Versartis Long-Term Safety Study of Somavaratan (VISTA)

Versartis

Status and phase

Terminated

Phase 3

Phase 2

Conditions

Pediatric Growth Hormone Deficiency

Treatments

Drug: somavaratan

Study type

Interventional

Funder types

Industry

Identifiers

NCT02068521

13VR3

Details and patient eligibility

About

Protocol 13VR3 is is a multi-center, open-label study assessing long-term somavaratan administration.

Patients will be monitored for safety throughout their participation in the study. Safety will be monitored by physical examination, inspection of injection sites, vital signs, clinical laboratory determinations (including fasting glucose, insulin, and lipids), 12-lead ECGs (for new treatment naïve subjects and subjects not previously exposed to somavaratan), PK/PD assessments, and immunogenicity assessments.

Adverse events (AEs) and concomitant medications will be captured. AEs will be coded using CTCAE v 4.0. AEs will be coded using the MedDRA dictionary and CMs using the WHO Drug dictionary.

Full description

Protocol 13VR3 is a multi-center, open-label study assessing long-term somavaratan administration. It is open to subjects completing a somavaratan study in children with growth hormone deficiency (GHD), as well as up to 100 new treatment naïve subjects with GHD. All subjects will receive somavaratan 3.5 mg/kg twice monthly. The study will be conducted at approximately 70 Pediatric Endocrinology centers in the United States, Canada, and Europe.

Enrollment

385 patients

Sex

All

Ages

3+ years old

Volunteers

No Healthy Volunteers

Inclusion and exclusion criteria

Inclusion Criteria for Subjects Completing a Previous Somavaratan Study:

Completion of a somavaratan clinical study.
Willing and able to comply with all study procedures.

Exclusion Criteria for Subjects Completing a Previous somavaratan Study:

Withdrawal from a somavaratan clinical study.
Use of certain medications with potential to alter responses to the test product.
Presence of a significant medical condition.

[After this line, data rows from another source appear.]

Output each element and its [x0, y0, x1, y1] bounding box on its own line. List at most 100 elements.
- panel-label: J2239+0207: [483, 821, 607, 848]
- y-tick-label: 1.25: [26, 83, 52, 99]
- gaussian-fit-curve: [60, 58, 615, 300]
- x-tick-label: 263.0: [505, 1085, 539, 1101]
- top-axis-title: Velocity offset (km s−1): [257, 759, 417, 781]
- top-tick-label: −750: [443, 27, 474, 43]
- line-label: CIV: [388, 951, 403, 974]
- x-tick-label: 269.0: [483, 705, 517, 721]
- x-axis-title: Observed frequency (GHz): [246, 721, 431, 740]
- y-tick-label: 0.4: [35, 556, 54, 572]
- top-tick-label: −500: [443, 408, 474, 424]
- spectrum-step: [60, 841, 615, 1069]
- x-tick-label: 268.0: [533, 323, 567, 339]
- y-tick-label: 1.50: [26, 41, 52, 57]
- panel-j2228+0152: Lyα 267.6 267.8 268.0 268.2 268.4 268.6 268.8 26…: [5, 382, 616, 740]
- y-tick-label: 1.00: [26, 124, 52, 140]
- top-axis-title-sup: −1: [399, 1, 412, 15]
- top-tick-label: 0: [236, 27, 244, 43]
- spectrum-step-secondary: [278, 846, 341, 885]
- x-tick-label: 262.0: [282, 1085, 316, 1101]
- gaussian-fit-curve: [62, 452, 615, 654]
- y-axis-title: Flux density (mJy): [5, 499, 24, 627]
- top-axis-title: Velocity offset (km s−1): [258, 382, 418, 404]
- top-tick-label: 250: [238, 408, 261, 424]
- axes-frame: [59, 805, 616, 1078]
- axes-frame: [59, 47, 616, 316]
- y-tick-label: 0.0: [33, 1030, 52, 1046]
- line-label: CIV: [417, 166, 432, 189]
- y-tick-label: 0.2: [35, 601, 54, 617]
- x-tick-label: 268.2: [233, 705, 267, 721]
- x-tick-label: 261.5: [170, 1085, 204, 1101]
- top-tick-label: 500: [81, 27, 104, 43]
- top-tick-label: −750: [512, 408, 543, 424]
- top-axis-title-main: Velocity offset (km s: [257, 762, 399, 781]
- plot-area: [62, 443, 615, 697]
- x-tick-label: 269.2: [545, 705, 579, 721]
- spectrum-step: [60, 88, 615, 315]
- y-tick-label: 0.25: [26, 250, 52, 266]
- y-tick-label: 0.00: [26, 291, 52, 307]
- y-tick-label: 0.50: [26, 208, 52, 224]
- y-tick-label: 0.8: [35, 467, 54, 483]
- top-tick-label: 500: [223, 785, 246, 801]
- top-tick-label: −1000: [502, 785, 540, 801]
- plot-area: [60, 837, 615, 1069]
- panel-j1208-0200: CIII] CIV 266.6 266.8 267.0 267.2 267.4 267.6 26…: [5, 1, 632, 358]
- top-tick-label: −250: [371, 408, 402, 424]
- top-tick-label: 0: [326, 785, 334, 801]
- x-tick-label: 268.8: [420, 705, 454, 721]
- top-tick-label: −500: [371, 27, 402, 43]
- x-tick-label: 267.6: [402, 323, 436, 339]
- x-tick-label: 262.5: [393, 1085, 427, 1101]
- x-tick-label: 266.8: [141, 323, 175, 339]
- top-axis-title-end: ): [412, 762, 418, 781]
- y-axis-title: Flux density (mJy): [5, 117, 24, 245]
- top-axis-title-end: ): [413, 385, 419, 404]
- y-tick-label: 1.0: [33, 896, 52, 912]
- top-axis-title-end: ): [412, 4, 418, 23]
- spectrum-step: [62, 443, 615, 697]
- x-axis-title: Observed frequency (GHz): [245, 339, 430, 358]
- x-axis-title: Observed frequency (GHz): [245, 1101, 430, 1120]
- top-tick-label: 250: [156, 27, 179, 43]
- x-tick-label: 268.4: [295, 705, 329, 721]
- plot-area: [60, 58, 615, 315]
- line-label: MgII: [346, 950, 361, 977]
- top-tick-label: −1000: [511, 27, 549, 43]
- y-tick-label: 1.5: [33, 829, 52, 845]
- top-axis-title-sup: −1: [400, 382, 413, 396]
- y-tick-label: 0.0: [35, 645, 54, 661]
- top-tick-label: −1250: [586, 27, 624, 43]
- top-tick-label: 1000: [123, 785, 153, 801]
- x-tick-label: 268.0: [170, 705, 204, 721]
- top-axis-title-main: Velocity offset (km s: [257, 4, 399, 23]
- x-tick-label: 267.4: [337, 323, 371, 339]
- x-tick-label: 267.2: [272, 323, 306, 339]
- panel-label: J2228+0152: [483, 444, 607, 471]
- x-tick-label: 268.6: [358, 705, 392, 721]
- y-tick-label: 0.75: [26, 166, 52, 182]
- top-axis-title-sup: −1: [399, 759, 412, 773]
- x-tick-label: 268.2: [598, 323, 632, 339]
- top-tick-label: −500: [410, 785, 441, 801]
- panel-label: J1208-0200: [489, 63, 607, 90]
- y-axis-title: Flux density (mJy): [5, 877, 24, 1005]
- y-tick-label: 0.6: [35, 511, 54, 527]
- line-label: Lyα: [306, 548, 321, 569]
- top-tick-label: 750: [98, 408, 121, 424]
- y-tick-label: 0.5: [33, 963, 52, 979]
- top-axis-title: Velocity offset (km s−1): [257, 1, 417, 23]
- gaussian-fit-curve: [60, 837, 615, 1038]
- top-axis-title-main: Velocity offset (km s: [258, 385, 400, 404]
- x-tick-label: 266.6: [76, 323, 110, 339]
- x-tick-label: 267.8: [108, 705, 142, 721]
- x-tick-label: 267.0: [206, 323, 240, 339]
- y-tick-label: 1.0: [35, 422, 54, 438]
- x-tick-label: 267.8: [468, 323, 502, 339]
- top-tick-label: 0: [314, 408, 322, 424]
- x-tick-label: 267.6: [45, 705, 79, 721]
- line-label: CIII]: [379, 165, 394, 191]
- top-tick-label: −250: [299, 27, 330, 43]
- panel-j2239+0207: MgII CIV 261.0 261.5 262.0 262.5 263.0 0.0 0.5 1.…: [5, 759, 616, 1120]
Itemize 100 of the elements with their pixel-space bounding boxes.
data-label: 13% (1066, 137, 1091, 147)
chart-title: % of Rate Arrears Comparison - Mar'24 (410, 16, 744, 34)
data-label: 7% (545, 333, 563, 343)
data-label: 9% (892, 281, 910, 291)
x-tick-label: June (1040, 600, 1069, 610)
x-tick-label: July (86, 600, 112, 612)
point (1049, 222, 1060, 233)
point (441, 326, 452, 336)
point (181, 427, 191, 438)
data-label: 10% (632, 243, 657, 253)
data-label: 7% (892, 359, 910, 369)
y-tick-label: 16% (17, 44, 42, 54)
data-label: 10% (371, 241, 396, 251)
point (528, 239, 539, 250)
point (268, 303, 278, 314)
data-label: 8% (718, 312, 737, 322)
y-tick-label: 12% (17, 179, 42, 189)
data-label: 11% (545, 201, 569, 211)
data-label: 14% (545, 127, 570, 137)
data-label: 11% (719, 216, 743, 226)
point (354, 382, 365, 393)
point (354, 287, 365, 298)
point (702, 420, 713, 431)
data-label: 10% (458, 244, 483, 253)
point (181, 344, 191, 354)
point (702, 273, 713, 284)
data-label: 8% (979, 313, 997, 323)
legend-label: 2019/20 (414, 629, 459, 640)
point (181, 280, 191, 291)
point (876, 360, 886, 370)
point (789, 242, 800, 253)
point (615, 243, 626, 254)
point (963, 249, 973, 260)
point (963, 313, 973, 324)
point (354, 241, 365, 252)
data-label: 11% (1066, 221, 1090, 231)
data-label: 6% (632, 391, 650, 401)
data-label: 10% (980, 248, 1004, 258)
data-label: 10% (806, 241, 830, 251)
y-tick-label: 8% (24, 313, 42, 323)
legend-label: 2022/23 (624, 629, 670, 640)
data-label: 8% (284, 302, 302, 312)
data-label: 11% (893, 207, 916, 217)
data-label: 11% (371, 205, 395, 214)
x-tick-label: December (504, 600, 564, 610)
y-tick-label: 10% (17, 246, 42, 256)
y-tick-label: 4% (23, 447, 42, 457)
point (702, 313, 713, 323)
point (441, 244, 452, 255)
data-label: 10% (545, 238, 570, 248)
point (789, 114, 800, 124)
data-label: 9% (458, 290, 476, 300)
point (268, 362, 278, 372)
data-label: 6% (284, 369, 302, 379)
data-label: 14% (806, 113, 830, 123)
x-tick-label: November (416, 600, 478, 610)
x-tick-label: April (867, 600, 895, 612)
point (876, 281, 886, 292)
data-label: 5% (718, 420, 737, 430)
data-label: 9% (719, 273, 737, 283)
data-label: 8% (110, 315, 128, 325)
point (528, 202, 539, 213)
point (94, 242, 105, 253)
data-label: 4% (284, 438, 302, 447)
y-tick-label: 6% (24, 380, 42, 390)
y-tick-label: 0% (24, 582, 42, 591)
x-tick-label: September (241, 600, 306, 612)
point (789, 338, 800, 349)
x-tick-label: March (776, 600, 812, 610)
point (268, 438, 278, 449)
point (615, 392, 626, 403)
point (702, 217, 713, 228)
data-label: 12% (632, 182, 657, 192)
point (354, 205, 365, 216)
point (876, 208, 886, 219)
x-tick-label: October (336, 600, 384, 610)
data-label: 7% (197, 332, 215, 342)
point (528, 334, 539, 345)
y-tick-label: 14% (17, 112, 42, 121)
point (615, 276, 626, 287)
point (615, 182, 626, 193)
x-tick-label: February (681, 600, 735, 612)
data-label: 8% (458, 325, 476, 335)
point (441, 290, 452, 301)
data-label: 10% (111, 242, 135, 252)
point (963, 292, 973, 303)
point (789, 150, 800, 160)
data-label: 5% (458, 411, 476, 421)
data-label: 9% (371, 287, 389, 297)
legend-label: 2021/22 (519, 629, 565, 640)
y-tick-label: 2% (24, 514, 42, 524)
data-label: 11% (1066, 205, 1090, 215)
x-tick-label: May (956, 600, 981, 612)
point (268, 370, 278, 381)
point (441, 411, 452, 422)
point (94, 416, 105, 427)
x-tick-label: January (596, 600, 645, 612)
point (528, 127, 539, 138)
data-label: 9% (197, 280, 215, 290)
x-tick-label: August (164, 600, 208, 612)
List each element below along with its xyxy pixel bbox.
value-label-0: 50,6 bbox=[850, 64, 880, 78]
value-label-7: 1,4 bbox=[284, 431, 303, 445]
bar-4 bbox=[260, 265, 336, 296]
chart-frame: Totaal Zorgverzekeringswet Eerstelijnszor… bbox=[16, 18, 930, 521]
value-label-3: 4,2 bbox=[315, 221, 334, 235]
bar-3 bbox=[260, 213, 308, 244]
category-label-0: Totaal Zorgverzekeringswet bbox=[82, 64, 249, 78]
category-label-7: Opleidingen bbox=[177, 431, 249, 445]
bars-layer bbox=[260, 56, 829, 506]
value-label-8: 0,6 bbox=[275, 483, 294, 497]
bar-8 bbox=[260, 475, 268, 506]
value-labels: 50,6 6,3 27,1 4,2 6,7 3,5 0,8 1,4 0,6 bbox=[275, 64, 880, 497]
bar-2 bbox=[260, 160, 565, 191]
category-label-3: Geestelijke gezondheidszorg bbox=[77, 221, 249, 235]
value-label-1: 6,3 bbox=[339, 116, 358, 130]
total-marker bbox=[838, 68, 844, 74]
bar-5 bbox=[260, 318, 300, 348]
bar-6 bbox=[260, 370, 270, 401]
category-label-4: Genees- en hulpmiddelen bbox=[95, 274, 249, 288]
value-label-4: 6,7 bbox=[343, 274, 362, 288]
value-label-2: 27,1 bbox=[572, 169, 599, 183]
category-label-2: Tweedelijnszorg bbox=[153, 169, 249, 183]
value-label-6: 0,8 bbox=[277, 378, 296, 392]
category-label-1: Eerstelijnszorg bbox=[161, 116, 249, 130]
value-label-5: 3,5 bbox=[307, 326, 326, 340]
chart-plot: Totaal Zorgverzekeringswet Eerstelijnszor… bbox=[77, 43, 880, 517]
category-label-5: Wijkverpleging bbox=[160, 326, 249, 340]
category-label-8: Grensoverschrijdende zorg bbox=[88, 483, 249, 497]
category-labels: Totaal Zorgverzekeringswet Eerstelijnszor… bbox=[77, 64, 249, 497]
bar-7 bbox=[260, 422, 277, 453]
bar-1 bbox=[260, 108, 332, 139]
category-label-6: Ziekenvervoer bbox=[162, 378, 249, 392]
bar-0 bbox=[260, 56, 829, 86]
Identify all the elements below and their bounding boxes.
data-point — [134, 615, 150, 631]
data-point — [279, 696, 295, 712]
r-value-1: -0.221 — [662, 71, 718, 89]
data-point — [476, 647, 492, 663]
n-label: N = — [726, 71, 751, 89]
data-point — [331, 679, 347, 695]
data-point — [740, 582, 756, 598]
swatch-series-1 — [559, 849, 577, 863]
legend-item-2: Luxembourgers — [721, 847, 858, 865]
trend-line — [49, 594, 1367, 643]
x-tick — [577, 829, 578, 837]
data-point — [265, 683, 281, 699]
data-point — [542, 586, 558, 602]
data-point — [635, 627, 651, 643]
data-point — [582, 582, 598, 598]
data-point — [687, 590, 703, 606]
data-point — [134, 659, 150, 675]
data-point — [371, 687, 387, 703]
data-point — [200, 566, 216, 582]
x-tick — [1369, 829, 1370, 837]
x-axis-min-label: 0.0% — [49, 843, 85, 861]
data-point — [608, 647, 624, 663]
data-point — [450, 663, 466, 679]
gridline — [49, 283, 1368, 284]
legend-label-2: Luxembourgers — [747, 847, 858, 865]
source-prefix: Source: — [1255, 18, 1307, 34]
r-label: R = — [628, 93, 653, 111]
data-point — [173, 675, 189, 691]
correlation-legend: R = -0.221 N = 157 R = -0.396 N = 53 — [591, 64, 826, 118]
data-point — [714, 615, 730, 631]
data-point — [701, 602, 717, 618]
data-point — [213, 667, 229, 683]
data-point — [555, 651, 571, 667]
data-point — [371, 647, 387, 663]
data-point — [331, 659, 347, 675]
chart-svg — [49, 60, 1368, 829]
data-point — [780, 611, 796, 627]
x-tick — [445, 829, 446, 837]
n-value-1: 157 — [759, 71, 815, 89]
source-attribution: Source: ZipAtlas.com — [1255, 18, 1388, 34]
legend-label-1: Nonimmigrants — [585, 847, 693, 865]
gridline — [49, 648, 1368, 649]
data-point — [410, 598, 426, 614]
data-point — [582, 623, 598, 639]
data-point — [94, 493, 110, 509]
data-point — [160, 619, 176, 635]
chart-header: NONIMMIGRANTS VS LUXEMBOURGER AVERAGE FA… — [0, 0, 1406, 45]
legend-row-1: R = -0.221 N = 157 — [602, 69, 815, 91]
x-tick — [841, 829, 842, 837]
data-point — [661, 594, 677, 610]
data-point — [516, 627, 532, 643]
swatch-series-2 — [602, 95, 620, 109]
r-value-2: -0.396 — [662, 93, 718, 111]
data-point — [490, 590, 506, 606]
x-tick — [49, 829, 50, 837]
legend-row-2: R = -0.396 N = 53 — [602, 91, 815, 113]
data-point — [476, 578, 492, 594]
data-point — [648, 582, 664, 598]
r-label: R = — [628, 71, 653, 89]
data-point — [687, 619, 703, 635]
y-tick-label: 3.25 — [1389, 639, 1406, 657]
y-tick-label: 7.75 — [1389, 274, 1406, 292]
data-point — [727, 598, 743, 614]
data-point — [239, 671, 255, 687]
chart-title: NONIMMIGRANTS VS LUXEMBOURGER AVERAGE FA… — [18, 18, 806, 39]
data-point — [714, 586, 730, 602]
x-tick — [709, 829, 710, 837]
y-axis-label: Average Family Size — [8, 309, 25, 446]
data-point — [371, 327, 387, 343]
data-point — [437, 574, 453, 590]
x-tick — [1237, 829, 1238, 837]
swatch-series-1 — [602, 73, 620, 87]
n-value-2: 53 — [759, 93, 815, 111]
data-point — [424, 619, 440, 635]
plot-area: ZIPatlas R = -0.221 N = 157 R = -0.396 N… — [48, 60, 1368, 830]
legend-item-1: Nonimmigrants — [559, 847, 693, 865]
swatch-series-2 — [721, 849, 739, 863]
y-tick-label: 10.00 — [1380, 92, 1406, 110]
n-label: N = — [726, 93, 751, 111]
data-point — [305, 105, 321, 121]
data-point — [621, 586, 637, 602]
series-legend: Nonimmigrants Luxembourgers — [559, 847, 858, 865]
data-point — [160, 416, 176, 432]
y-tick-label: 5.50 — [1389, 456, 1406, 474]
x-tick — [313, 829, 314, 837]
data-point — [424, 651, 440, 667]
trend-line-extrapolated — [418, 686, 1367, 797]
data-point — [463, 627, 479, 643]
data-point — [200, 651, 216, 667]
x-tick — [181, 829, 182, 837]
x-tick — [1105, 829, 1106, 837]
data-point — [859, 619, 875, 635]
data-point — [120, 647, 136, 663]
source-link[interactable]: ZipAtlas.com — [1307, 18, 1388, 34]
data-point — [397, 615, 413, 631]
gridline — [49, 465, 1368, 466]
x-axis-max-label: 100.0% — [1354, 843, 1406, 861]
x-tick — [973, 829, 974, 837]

Inclusion Criteria for New Treatment Naïve Subjects:

Chronological Age ≥ 3.0 years.
Pre-pubertal status.
Diagnosis of GHD as documented by two or more GH stimulation test results ≤ 10.0 ng/mL.
Normal thyroid function at Screening Visit in subjects not being treated for hypothyroidism.
Normal adrenal function at Screening Visit or within 6 months of the Screening Visit, in subjects not being treated for adrenal insufficiency. Subjects with adrenal insufficiency must receive glucocorticoid treatment for a minimum of 4 weeks before study drug administration.
Pathology relating to cause of GHD must be stable for at least 6 months prior to screening.
Legally authorized representatives must be willing and able to give informed consent.

Exclusion Criteria for New Treatment Naïve Subjects:

Prior/concomitant treatment with any growth promoting agent.
Current, significant disease.
Chromosomal aneuploidy, significant gene mutations or confirmed diagnosis of a named syndrome.
Birth weight and/or birth length less than 5th percentile for gestational age.
Prolonged daily use of anti-inflammatory doses of oral glucocorticoids.
Prior history of malignancy.
Treatment with an investigational drug in the 30 days prior to screening.
Known allergy to constituents of the study drug formulation.
Ocular findings suggestive of increased intracranial pressure and/or retinopathy at screening.
Significant spinal abnormalities including scoliosis, kyphosis, Chiari malformation, and spina bifida variants.
Significant abnormality in screening studies.
History of pancreatitis or undiagnosed chronic abdominal pain.
History of spinal or total body irradiation.
Other pituitary hormone deficiencies that are not properly treated.